December 16, 2008 — A study of genes that contribute to glioblastoma multiforme (GBM) has found deletions in protein tyrosine phosphatase, receptor type D (PTPRD), in 14% of the GBM tumor samples. PTPRD mutations were also demonstrated in 12% of melanoma tumor samples. Published online December 15 in Cancer Research, the findings suggest that PTPRD fits the criteria for a tumor suppressor gene whose inactivation underlies many human cancers.
Cyclin-dependent kinase inhibitor 2A (CDKN2A) has been recognized as a tumor suppressor gene for more than a decade. However, although loss of heterozygosity on chromosome 9p has been reported in about 60% of melanomas, fewer than 10% of these demonstrated CDKN2A mutations. This raised the possibility that another tumor suppressor gene is also located on chromosome 9p. The present study found frequent PTPRD mutations or deletions in GBM tumor samples, making PTPRD a likely candidate for the "other" 9p tumor suppressor gene.
Senior author Todd Waldman, MD, PhD, associate professor of oncology, Lombardi Comprehensive Cancer Center, Georgetown University School of Medicine, Washington, DC, told Medscape Pathology & Lab Medicine in an email: "[W]e didn't start out looking for the 'other' tumor suppressor gene telomeric to CDKN2A/B. Rather, we started out looking for new tumor suppressors in GBM and found this one, which fits the criteria for the 'other' 9p tumor suppressor gene."
Using a panel of 58 GBM tumor samples, the investigators screened for alterations in gene copy numbers. Focal deletions (<10>CDKN2A/B (78% of samples) and CDKN2C (16% of samples) and were next most prevalent in PTPRD (14% of samples). Large-scale chromosomal loss (>10 Mb) of PTPRD occurred in 33% of the GBM tumor samples, second only to large-scale loss of PTEN in 55% of samples.
Because the "other" tumor suppressor gene on chromosome 9p had been proposed in studies of malignant melanoma, the investigators extended their study of PTPRD to melanoma tumor samples. Among 47 tumor samples, 7 samples showed PTPRD mutations (8 somatic missense mutations and 2 somatic nonsense mutations). The 12% mutation frequency for PTPRD is one of the higher rates reported for specific genes in melanoma. In addition, PTPRD mutations have recently been reported in lung and colon cancers.

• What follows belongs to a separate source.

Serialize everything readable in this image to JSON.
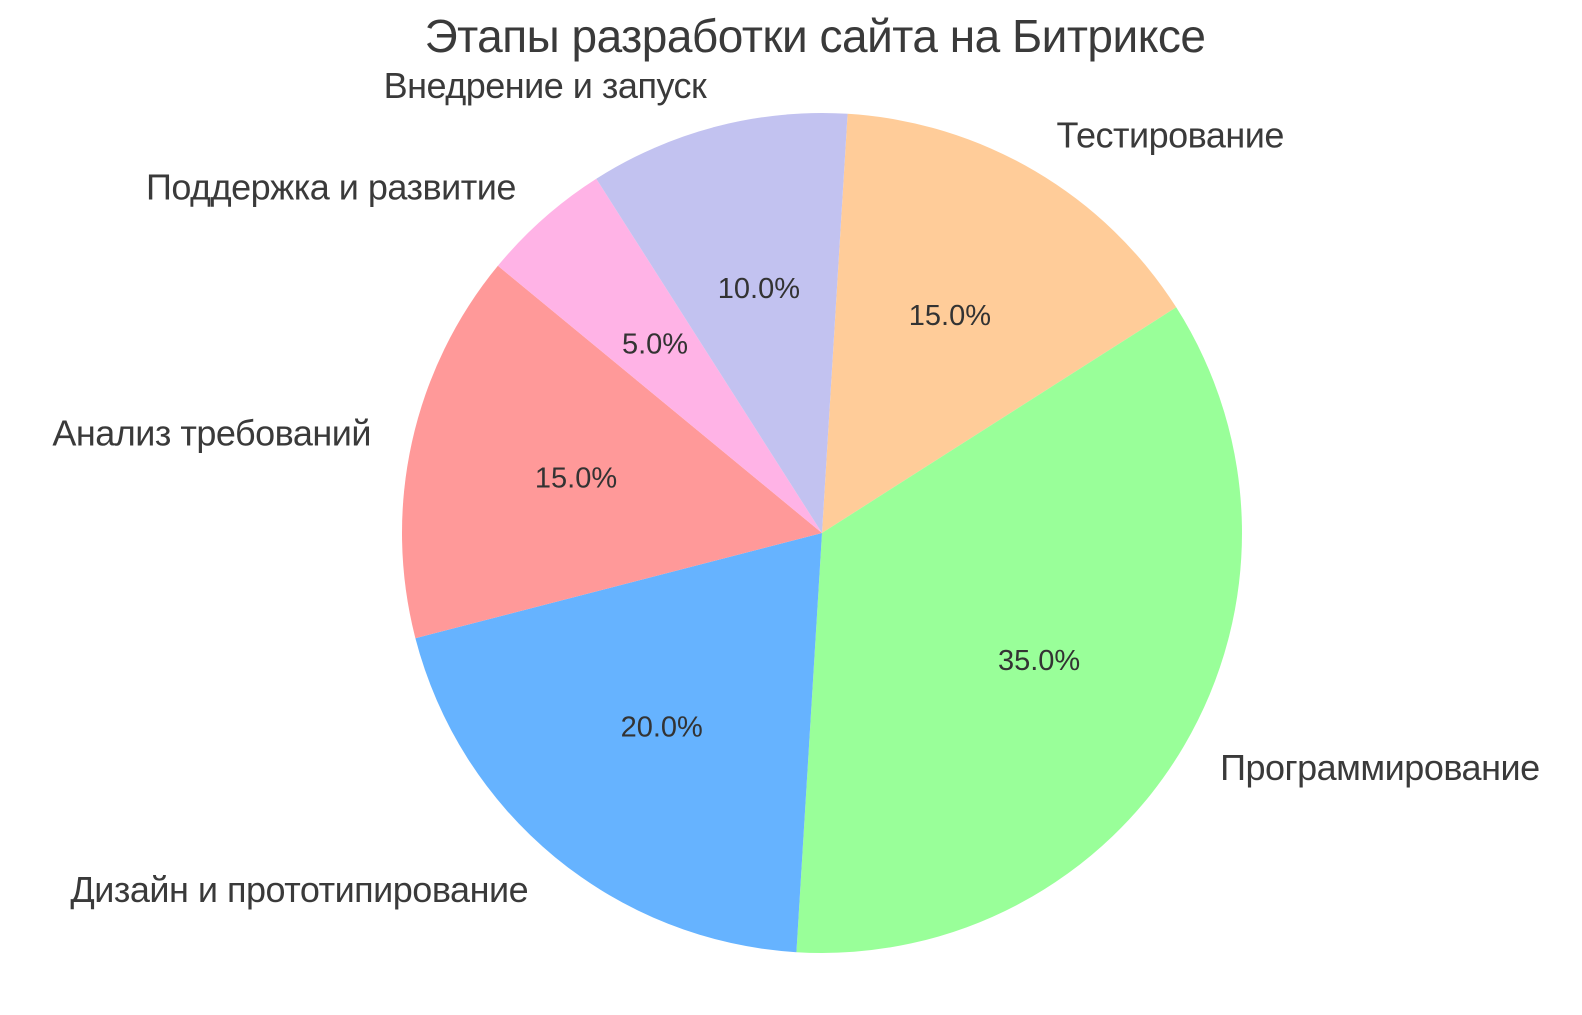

For a functional assessment, viral vectors were used to restore expression of PTPRD protein in cultures of GBM and melanoma cells that had PTPRD mutations or deletions. Restoration of PTPRD expression resulted in lowered viability and growth inhibition in the tumor cells. The authors point out: "These are the first reported data indicating that PTPRD has growth-suppressive properties when expressed in human cancer cells, supporting the hypothesis that PTPRD is a bona fide human tumor suppressor gene."
Asked whether a similar restoration of function could work in a clinical setting, Dr. Waldman replied: "One of the major challenges in cancer biology is how to 'target' a loss of function event like mutation of PTPRD with new drugs, since most pharmacology is focused on designing inhibitors."
He continued, "Probably the most fruitful future strategy will be to identify a downstream 'gain of function' in the PTPRD pathway that we can then use for drug development efforts for the design of novel inhibitors. In an effort to identify such targets, we are now actively looking for the substrates of the PTPRD tyrosine phosphatase activity."
Victor Velculescu, MD, PhD, associate professor of oncology, Sidney Kimmel Comprehensive Cancer Center, The Johns Hopkins University School of Medicine, Baltimore, Maryland, also talked with Medscape Pathology & Lab Medicine by telephone about therapeutic approaches.
"PTPRD is a phosphatase," said Dr. Velculescu. "For every phosphatase, there has to be a complementary kinase — a kinase has to put a phosphate on a particular target molecule, and the phosphatase removes that phosphate. And so if the tyrosine phosphatase is being inactivated, that means that the phosphate remains on that molecule and the pathway is perhaps active more often."
Dr. Velculescu added, "You can imagine inhibiting the kinase because that must have an activating effect, as opposed to the inactivating effect of the phosphatase. So that could be a therapeutic modality which could result in the same effect that you saw with respect to reintroduction of PTPRD [in the cell cultures]. But it would be through the kinase," he said.